Siyer'in doğduğu çağın atmosferini düşünün: Dünya savaşın yasasıyla yönetiliyor; barış, yağmur gibi ara sıra düşen bir rahmet. Birileri fethediyor, birileri eziliyor, birileri köleleştiriliyor. İşte bu karanlıkta Müslüman âlimler, insanın fıtratına, ilahî mesajın adaletine dayanarak hukuku yeniden kuruyordu. Gayrimüslim tebaanın haklarını yazan, savaşın bile ahlakını belirleyen bir medeniyet düşünün. Bir medeniyet ki, düşmanına bile merhameti kayda geçirmiş.

Ebu Hanife'nin fikirleri, Ebu Yusuf'un kalemi, Şeybani'nin devasa eseri… Bunlar kuru hükümler değil; bir medeniyetin vicdan atlasıdır.Es-Siyerü'l-Kebîrise insanlık tarihine bırakılmış en büyük hakikat şahidi… O kitap öyle bir kitaptır ki, daha Batı dediğimiz dünya kendi içine kapanmış feodal karanlıklarıyla boğuşurken, devletlerarası hukuka dair tam teşekküllü bir sistem ortaya koymuştu.

Bugün ağızlarda sakız olan "uluslararası hukuk" ise dün yalnızca Hristiyan milletlere uygulanan bir iç yönetmelikti. Kalan herkes barbar, herkese muamele reva… O hukuktan bereket değil, üstünlük hırsı doğdu. Adalet değil, çıkar siyaseti türedi. Ve bu düzen hâlâ dünyayı avucunun içinde tutmaya devam ediyor.

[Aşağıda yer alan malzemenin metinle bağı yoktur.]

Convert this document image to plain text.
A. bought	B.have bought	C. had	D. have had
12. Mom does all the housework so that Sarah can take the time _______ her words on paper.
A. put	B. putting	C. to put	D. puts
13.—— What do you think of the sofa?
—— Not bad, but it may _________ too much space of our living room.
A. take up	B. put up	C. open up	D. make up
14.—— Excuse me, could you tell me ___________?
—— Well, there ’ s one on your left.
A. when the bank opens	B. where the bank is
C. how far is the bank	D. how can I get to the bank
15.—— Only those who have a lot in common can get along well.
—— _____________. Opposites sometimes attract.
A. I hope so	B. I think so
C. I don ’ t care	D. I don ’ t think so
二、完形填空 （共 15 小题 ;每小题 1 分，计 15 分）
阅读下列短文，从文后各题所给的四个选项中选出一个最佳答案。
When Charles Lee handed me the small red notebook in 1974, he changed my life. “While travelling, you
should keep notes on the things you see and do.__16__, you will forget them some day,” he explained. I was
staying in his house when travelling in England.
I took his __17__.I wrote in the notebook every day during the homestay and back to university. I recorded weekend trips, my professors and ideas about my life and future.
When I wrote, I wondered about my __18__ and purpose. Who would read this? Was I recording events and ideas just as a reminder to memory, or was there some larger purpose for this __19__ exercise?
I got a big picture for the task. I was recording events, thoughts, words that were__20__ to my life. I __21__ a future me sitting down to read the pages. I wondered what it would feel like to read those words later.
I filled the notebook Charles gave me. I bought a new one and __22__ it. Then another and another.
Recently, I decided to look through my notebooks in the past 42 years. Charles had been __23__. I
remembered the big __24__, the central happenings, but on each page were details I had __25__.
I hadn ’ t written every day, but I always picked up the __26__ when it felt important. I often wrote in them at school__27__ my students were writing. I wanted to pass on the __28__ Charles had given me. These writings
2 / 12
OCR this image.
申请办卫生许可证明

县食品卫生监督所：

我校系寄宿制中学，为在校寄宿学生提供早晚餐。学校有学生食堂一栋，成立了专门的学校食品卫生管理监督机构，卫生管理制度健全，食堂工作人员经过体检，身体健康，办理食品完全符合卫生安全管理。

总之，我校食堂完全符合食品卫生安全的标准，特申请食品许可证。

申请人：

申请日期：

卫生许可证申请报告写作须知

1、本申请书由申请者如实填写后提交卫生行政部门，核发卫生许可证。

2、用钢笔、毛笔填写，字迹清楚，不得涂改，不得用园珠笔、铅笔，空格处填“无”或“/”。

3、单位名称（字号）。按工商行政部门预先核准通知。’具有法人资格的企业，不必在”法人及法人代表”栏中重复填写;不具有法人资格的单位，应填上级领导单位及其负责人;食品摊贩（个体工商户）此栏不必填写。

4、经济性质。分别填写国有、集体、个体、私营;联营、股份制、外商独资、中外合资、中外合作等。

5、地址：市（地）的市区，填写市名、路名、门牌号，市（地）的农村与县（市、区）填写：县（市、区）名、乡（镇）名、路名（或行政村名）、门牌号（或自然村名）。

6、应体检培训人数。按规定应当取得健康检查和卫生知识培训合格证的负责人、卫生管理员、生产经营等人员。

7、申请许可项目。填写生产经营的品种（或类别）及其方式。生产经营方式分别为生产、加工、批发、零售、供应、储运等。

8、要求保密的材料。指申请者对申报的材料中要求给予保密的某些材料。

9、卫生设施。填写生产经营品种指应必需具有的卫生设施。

Sonra kalkıyor birileri, İslam dünyasının geri kalışını "İslam hukukuna bağlayarak" bu büyük hakikate sırtını dönüyor. Güya Müslüman milletler modernleşememiş çünkü Batı'nın yöntemlerini kopyalamamış… Sözde reçete belli: Japonya misali Batı'yı baştan aşağı taklit edin, kurtulun.